Анна подъехала на такси к своему дому на Лексингтон-авеню. Она не стала звонить, а просто открыла дверь своим ключом. Она приготовилась к буре. Она была готова разговаривать со Станиславом Лурье решительно, в полном вооружении. Когда она стояла на пороге своей квартиры, у нее в голове промелькнула испуганная мысль: а вдруг он повесился? К этому она тоже была готова. Она шла по коридору поспешнее, чем обычно. «Если что-то случилось, я должна сразу же вызвать полицию…» Анна подошла к гостиной и увидела Станислава Лурье.

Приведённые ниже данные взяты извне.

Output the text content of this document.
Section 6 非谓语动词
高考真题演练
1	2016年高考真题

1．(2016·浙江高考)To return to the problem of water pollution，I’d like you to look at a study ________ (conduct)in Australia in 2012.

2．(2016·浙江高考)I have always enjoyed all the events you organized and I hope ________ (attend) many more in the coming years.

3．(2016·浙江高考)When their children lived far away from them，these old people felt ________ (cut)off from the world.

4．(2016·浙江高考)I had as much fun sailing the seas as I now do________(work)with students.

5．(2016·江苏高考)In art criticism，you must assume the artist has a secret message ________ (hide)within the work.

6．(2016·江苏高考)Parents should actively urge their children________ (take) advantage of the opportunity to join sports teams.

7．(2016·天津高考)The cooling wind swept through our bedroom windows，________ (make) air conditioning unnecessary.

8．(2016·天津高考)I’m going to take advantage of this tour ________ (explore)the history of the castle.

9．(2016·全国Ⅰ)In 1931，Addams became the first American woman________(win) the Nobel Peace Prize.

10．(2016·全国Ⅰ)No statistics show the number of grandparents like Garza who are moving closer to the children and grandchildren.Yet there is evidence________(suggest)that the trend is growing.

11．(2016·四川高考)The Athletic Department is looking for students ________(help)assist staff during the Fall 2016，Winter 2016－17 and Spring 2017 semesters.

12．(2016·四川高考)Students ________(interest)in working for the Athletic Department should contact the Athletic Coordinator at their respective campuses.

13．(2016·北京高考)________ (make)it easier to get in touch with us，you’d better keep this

Он сидел в кресле в ночном халате, в шлепанцах, небритый. Руки его лежали на подлокотниках. Проросшая на подбородке щетина была седой. Казалось, он состарился за одну ночь. Брови стали как будто гуще, а из-под них выглядывала пара мрачных глаз, похожих на глаза ежа. Мешки под глазами набрякли, посинели, расплылись. Анна замешкалась в дверях. «Он выглядит каким-то высушенным, как живое чучело…» Сейчас она одновременно ненавидела и жалела его. Она хотела ругаться с ним, а не причинять ему боль. Обойдясь без первого скандала, она кашлянула и сказала, улыбнувшись:

— Это я, Анна.

Станислав Лурье не ответил.

— Ты при смерти или парализован?

Станислав Лурье молчал.

— Если ты умер, я вызову погребальную службу. А если ты жив, то знай, что я пришла только для того, чтобы забрать свои вещи.

Станислав Лурье не двигался, и Анна продолжала стоять, погруженная в раздумья. «Может быть, он действительно парализован? Может быть, у него отнялся язык?» Она ожидала, что он будет ругаться, проклинать, даже бить ее, но он, видно, поклялся не издавать ни звука. Из-под полы его халата торчала тощая мужская нога, густо поросшая волосами. Кожа между волосками была белой, как у покойника. Через какое-то время Анна увидела, что он дышит. Его живот приподнимался и опускался медленно, как кузнечные меха. Пусть будет так, как ему угодно. Она достаточно настрадалась с ним! Анна пошла в спальню. По дороге она натолкнулась на журнальный столик, и с него упала пепельница. «У меня от него одни неприятности! — подумала Анна, словно оправдываясь перед кем-то невидимым. — Не муж, не добытчик, даже не друг. Он фактически еще живет с той, из Варшавы.»